AUGUSTA, Georgia (Reuters) - Jim Herman is living the American dream and on Monday the journeyman still was not quite sure if he had woken up after securing a last-minute Masters invite with his first PGA Tour victory.
A visit to Augusta National for the year’s first major is a trip to a golfing dreamland for fans and players alike and one Herman, ranked 191st in the world, was not anticipating when he arrived at the Houston Open for his 106th PGA Tour start.
“You want to dream, you want to believe that you’re going to make it (to a Masters),” a smiling but clearly fatigued Herman told a pre-Masters news conference a day after his Houston Open triumph. “But you just don’t know until it’s upon you.

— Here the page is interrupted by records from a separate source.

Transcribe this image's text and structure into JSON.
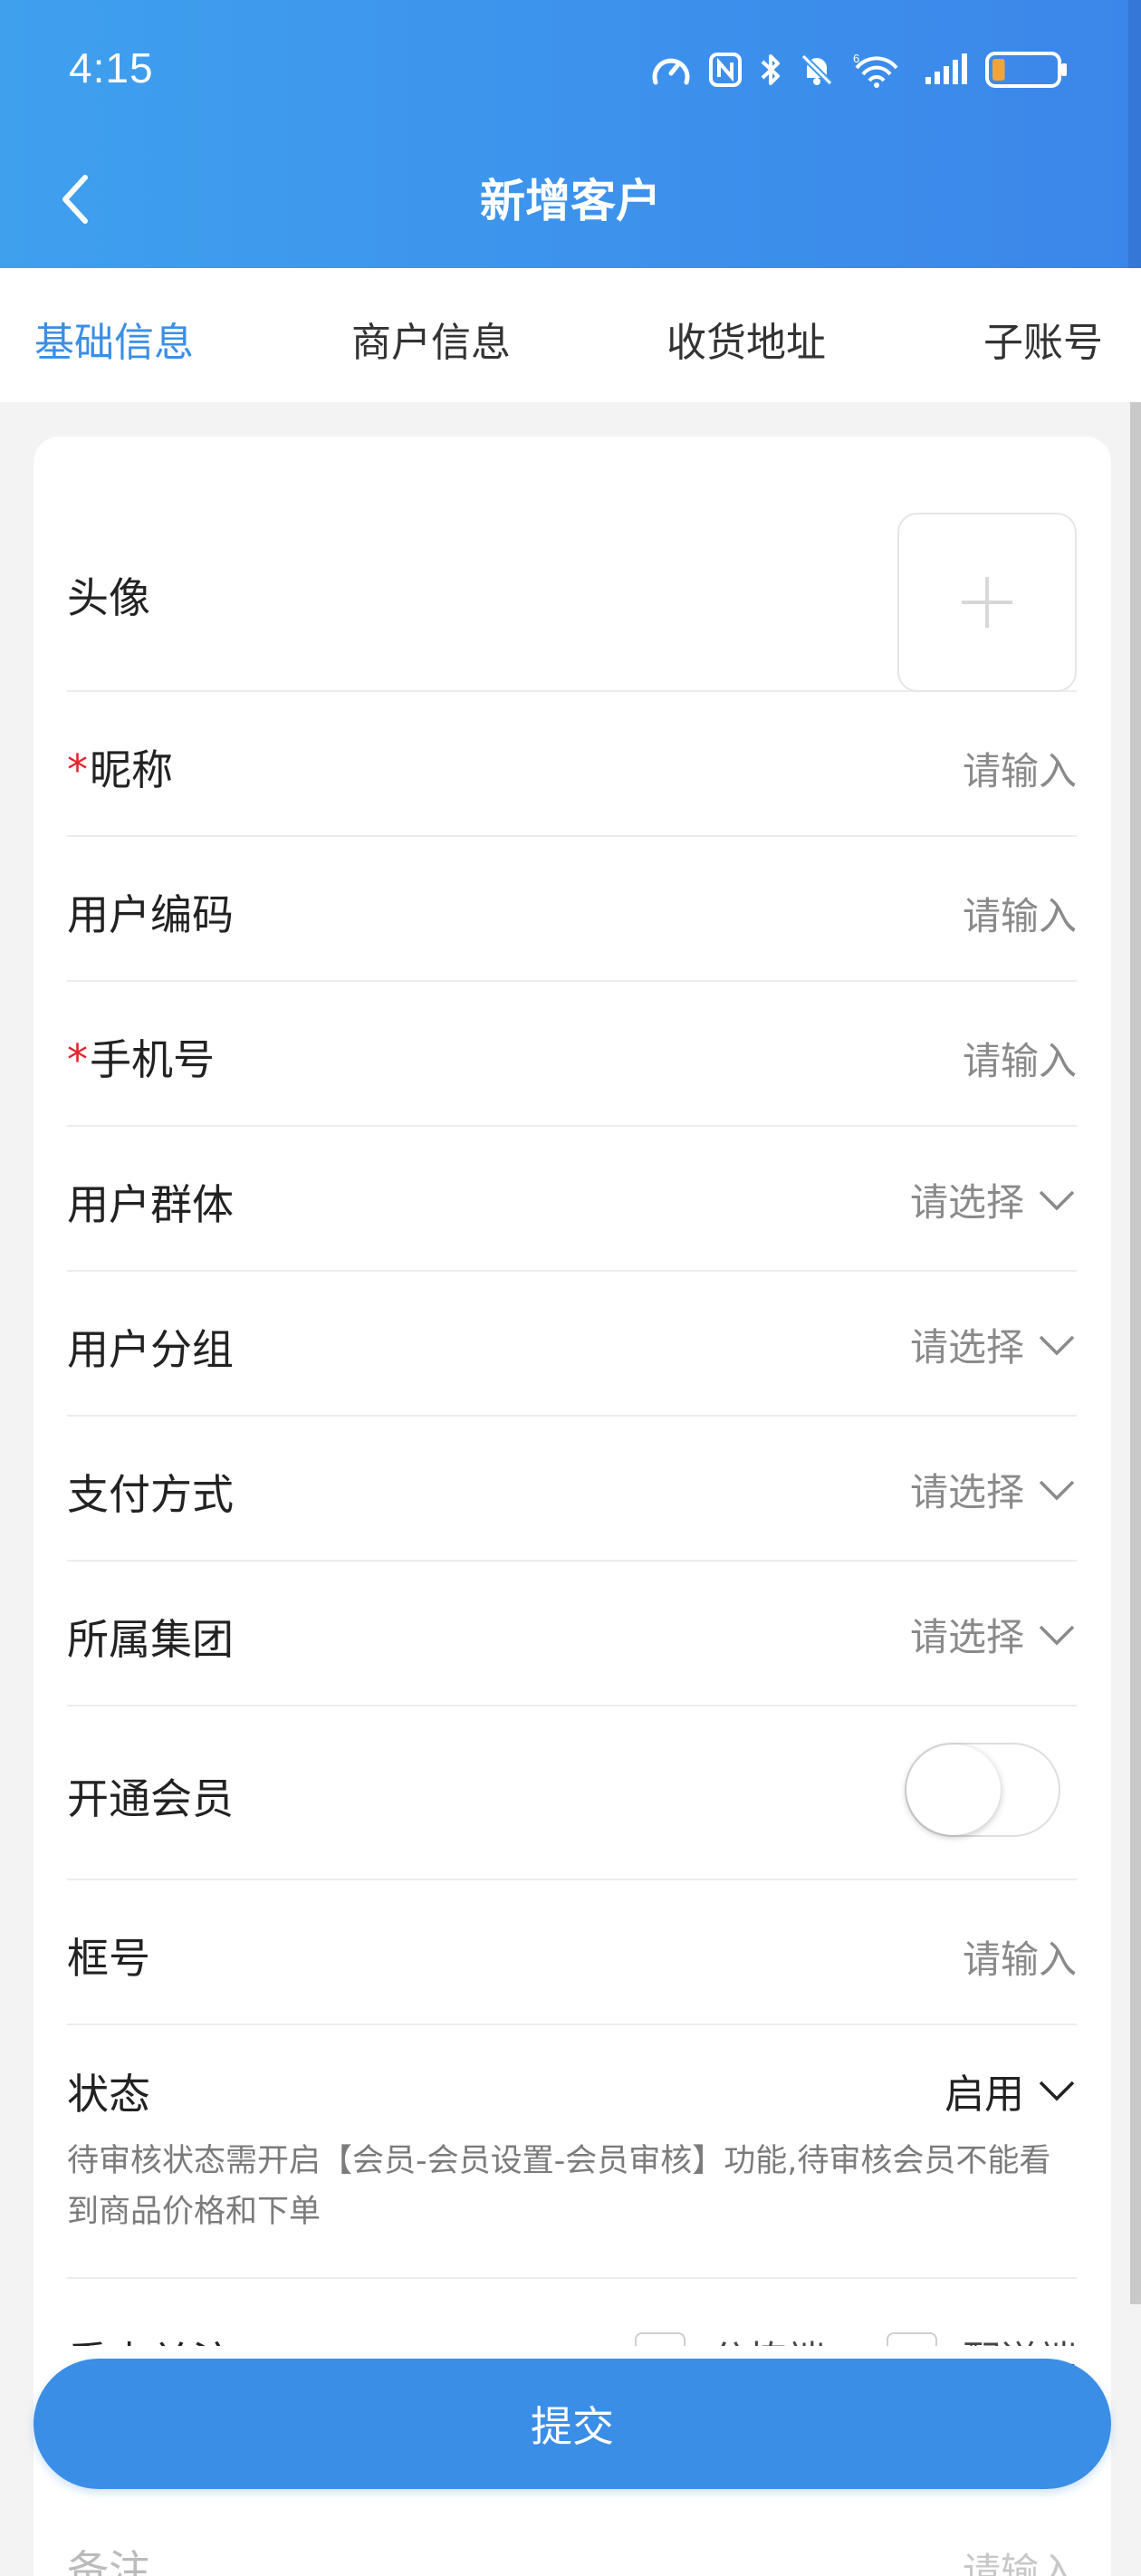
{
  "status_bar": {
    "time": "4:15",
    "icons": [
      "speed-icon",
      "nfc-icon",
      "bluetooth-icon",
      "mute-bell-icon",
      "wifi-6-icon",
      "signal-icon",
      "battery-icon"
    ],
    "wifi_label": "6",
    "battery_level": 0.2
  },
  "nav": {
    "title": "新增客户",
    "back_icon": "chevron-left-icon"
  },
  "tabs": [
    {
      "label": "基础信息",
      "active": true
    },
    {
      "label": "商户信息",
      "active": false
    },
    {
      "label": "收货地址",
      "active": false
    },
    {
      "label": "子账号",
      "active": false
    }
  ],
  "form": {
    "avatar": {
      "label": "头像",
      "icon": "plus-icon"
    },
    "nickname": {
      "label": "昵称",
      "required": true,
      "placeholder": "请输入"
    },
    "user_code": {
      "label": "用户编码",
      "placeholder": "请输入"
    },
    "phone": {
      "label": "手机号",
      "required": true,
      "placeholder": "请输入"
    },
    "user_group_type": {
      "label": "用户群体",
      "placeholder": "请选择"
    },
    "user_group": {
      "label": "用户分组",
      "placeholder": "请选择"
    },
    "payment": {
      "label": "支付方式",
      "placeholder": "请选择"
    },
    "company": {
      "label": "所属集团",
      "placeholder": "请选择"
    },
    "membership": {
      "label": "开通会员",
      "enabled": false
    },
    "frame_no": {
      "label": "框号",
      "placeholder": "请输入"
    },
    "status": {
      "label": "状态",
      "value": "启用",
      "hint": "待审核状态需开启【会员-会员设置-会员审核】功能,待审核会员不能看到商品价格和下单"
    },
    "focus": {
      "label": "重点关注",
      "options": [
        "分拣端",
        "配送端"
      ]
    },
    "remark": {
      "label": "备注",
      "placeholder": "请输入"
    },
    "required_mark": "*"
  },
  "submit_label": "提交",
  "colors": {
    "accent": "#3a8ee6",
    "header_gradient_start": "#3fa0ee",
    "required": "#e0262d"
  }
}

“There were a lot of opportunities yesterday that in years past, I wouldn’t have been able to get through and hold on and win the tournament, and I wouldn’t be here obviously today.
“I feel like maybe I’m going to wake up and I’m going to be still on maybe Saturday night going into the final round again and I haven’t done it yet. But I don’t think that’s happening. I think we’re here.”
If it hasn’t already, reality will soon hit home for the 38-year-old has he takes aim at a coveted Green Jacket.
The working class golfer is sure to have plenty of support from the galleries at Augusta National and even the backing of U.S. Republican presidential candidate Donald Trump.
“He’s been a big supporter of mine,” praised Herman. “He helped me early on in my years financially and maybe just a little shot in the arm of confidence.
“He’s doing great in what he’s doing now and we’ll see how far that goes.”
Trump, whose campaign slogan is “Make America Great Again,” could use Herman as an example of his faith after giving the down-and-out golfer a job as an assistant professional at the Trump National course in New Jersey.
It was there, in 2006, that the celebrity entrepreneur spurred Herman to try again at a professional career.
In his second year at Trump, Herman finally qualified for the second-tier Web.com Tour, with the Trump logo featuring on his shirt and golf bag, and he went on to play his rookie season on the PGA Tour in 2011.
Every year, expect last season, ended with a trip back to qualifying school.
“It wasn’t like I wanted to quit. I wasn’t playing well enough to keep my job out here,” said Herman. “I was struggling with my short game tremendously about two years ago.
“For anyone that’s struggled with that area, you’ll really consider doing a lot of things. Maybe this isn’t the job for you if you can’t handle yourself around the greens and the pressure you’re going to be under.
“I was good enough to get here but I wasn’t good enough to stay.”